Día 3 - Nueva York - Brooklyn y el pulso creativo
Cruzando el puente de Brooklyn a pie, la ciudad se muestra desde otro ángulo: el horizonte de Manhattan al fondo, la brisa del East River y el contraste entre lo histórico y lo nuevo. Dumbo es parada obligada, con sus calles adoquinadas y vistas perfectas para la foto icónica. Después, Williamsburg ofrece murales, cafés de autor y un ambiente joven que muestra el Nueva York más contemporáneo. La tarde invita a regresar a Manhattan y despedirse con grandeza: un observatorio al atardecer (One World, Top of the Rock o Summit) para contemplar cómo la ciudad se enciende y se entiende por qué aquí todo parece posible.
Día 4 - Nueva York - Más allá de lo esperado
Con un día extra, Nueva York se abre en otras direcciones. Una opción es dedicar la mañana al arte contemporáneo en el Whitney y seguir con un paseo por el High Line, ese jardín elevado que recorre antiguos raíles entre galerías y lofts de Chelsea. Otra, más alternativa, es adentrarse en Harlem: recorrer la 125th Street, escuchar jazz en un club o asistir a una misa góspel en domingo para sentir de cerca la fuerza espiritual y cultural del barrio.

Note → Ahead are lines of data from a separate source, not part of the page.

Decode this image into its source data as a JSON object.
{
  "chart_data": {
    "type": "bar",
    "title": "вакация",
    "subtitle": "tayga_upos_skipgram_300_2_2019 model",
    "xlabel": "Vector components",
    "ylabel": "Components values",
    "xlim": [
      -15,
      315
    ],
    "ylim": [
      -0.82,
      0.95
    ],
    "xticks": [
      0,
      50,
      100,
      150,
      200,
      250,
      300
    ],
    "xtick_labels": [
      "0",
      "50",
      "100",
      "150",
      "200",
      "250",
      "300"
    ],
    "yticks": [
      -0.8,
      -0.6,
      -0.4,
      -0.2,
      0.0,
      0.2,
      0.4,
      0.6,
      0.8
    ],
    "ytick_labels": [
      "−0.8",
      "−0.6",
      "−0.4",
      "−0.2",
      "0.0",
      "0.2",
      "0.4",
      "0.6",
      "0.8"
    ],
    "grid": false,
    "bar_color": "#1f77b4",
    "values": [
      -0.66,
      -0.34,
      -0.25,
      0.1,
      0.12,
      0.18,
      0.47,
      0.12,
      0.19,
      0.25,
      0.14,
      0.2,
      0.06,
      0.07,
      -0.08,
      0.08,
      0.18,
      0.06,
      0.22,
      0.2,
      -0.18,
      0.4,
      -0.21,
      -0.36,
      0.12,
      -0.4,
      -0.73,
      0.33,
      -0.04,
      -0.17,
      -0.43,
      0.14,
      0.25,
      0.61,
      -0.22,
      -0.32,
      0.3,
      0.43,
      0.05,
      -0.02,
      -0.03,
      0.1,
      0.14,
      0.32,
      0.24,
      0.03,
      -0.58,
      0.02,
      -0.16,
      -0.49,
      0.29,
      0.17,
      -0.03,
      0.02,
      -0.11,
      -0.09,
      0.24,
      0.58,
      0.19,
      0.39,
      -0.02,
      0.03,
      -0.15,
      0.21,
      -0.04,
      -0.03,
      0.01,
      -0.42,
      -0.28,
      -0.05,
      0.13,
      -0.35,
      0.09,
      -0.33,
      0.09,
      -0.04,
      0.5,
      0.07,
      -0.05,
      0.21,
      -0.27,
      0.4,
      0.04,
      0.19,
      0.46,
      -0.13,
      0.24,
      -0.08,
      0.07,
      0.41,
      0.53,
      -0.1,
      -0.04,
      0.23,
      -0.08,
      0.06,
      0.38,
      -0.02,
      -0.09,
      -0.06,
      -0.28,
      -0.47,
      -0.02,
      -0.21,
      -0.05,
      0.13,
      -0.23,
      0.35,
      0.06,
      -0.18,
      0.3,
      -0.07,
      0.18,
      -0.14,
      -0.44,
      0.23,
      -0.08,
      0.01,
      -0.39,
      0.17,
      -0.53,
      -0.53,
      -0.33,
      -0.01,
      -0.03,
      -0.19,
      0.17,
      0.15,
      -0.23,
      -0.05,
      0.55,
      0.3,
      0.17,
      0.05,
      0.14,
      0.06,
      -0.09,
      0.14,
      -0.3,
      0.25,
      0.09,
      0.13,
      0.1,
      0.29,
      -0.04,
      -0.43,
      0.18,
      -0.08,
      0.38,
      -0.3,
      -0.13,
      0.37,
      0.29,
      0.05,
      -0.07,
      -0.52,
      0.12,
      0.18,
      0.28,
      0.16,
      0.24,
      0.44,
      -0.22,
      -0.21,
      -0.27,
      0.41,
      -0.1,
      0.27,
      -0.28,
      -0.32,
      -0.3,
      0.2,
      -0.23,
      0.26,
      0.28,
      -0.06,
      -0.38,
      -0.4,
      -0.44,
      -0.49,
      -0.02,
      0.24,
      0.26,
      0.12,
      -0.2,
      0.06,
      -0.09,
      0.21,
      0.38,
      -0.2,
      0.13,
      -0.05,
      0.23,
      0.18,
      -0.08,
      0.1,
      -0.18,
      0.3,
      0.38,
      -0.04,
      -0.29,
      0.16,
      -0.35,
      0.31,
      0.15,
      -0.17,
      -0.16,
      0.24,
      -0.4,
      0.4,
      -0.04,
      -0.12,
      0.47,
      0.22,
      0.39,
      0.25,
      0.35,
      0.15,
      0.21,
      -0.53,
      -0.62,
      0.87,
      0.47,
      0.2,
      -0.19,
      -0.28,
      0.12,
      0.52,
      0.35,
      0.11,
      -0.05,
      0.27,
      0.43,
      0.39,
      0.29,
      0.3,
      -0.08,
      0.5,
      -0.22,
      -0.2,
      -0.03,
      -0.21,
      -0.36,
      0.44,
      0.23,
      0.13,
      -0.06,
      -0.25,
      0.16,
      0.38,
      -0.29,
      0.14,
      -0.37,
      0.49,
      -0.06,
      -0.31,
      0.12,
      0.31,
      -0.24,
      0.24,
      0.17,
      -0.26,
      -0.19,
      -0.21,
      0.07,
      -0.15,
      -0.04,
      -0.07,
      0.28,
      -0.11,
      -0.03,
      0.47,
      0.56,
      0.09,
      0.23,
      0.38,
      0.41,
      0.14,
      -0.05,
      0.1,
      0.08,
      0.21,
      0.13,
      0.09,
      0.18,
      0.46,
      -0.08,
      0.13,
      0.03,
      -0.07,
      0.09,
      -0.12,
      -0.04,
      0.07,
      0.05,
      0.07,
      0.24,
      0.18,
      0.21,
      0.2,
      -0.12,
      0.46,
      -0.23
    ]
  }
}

La tarde puede reservarse para los barrios que marcan tendencia: el Lower East Side, con sus murales y tiendas de diseñadores emergentes, o el Meatpacking District, donde los antiguos almacenes conviven con restaurantes y terrazas de moda. Al caer la noche, nada como cerrar con un espectáculo en Broadway: un clásico eterno de Nueva York que, vivido al final del viaje, se convierte en broche inolvidable.
Día 5 - Nueva York - Madrid
Antes de tomar el vuelo de regreso, aún queda tiempo para un último café y un paseo improvisado: tal vez perderse en Chelsea Market, acercarse al High Line o simplemente observar cómo la ciudad empieza otro día a un ritmo que parece inalcanzable. Nueva York no se agota en tres noches, pero deja una energía que acompaña mucho después de haber deshecho la maleta.
** Este plan combina con cualquier otro en los Estados Unidos.